Cisco research shows that a significant number of workers globally are having remote work efforts and their mix is impacted by poor broadband connectivity.
Latest company Broadband Index, released last month, surveyed 60,000 workers in 30 countries to learn more about their home broadband access, quality and usage. The findings show that people today value Internet access more than ever before and feel that global access to a fast, reliable connection is key to economic and social growth. .
Promoting work-from-home shifts
Business models that combine office and remote work in the wake of the COVID-19 pandemic largely rely on an internet connection that employees have access to. According to Cisco, while 84% of respondents actively use broadband at home for 4 or more hours a day, 75% of workers said broadband services need to improve significantly to support digital current number of employees.
Internet connectivity has also become more strained, especially as white-collar workers have been confined to their homes for the past two years. Of those surveyed by Cisco, 60% live in households where more than three people use the Internet at the same time.
With 48% of the world’s workforce currently relying on the Internet at home to work or run their own business, 43% of respondents plan to upgrade their services in the next 12 months to handle the additional demands being placed on their broadband connection.
Although mandatory work-from-home orders have been lifted in many places, a large proportion of workers remain at home for most of the workweek. Many people have embraced this trend holistically, while a significant percentage of those facing forced return to the office said they would instead of finding a new job than losing the opportunity to work from home.

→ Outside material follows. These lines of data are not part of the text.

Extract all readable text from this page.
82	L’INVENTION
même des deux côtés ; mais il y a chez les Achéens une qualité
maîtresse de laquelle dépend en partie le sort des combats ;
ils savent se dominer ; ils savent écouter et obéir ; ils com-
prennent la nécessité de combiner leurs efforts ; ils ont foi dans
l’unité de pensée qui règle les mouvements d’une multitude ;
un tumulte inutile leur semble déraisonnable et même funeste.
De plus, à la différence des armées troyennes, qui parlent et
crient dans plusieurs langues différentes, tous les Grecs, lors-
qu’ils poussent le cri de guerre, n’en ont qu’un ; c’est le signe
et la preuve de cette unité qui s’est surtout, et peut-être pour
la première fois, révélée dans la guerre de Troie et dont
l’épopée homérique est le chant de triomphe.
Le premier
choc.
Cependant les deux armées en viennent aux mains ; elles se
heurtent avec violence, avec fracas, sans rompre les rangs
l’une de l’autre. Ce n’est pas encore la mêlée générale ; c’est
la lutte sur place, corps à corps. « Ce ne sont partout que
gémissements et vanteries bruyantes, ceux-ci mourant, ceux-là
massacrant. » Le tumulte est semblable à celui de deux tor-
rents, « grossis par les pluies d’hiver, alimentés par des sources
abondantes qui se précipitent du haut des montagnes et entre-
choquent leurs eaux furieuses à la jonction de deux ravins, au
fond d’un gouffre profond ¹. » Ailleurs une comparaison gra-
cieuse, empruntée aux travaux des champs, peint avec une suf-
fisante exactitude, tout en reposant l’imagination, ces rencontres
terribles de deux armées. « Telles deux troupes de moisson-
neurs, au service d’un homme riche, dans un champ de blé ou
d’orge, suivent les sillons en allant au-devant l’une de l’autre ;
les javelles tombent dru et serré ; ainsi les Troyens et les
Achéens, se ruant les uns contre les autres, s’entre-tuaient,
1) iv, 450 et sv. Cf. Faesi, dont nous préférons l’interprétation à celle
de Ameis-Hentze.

Jonathan Davidson, executive vice president and general manager, large-scale infrastructure group at Cisco, says that reliable, high-quality, secure Internet is critical, especially if the models do the combination wants to be successful.
“[Cisco is] working closely with our global service provider clients to transform the economics of the internet and help them re-imagine internet infrastructure to make it better and more accessible to connects more people and businesses that rely on it,” he said.
Addressing the digital gap?
While bandwidth is important for people who work remotely, having an Internet connection of any quality is a luxury in some parts of the world. Guy Diedrich, senior vice president and global director of innovation at Cisco, notes that more than 40% of the world is still unconnected.
“Failing to connect those 3.4 billion people over the next 10 years risks widening the digital divide even further,” says Diedrich. “As business leaders and technologists, we must help the rising tide of the digital age lift all ships.”
Infrastructure, or lack of infrastructure, plays an important role in restricting internet access. Rural and remote areas are still more likely to remain offline, as the cost of installing the necessary equipment can be up to five times higher than in urban areas. As communities become poorer or less educated, these costs can be exacerbated, meaning that telecommunications needs significant incentives to connect them. (However, the problem is not limited to developing countries; a Research from Reviews.org in 2021 shows that in the United States, the 10 least connected states all have large rural populations and high rates of rural poverty.)
Data from the Broadband Index further underscore concerns about the digital divide: 65% of respondents said access to affordable and reliable broadband will become an issue growth, especially as connectivity becomes increasingly important to employment and educational opportunities. Furthermore, 58% of those surveyed said they were unable to access important services such as online medical appointment booking, online education, social care and utility services during the lockdown. due to unreliable broadband connection.
Global broadband access and connectivity has also become a political topic, with governments around the world often including internet promises in their election manifestos.
In the UK, for example, the Conservatives promised to provide full fiber-optic broadband to 95% of the population in their 2015, 2017 and 2019 manifestos. In The last election in Great BritainThe Labor Party went a step further, pledging to nationalize parts of BT and provide free full fiber broadband.
According to Cisco, 75% of respondents would like to see governments accelerate plans to ensure reliable and high-speed Internet is available to all.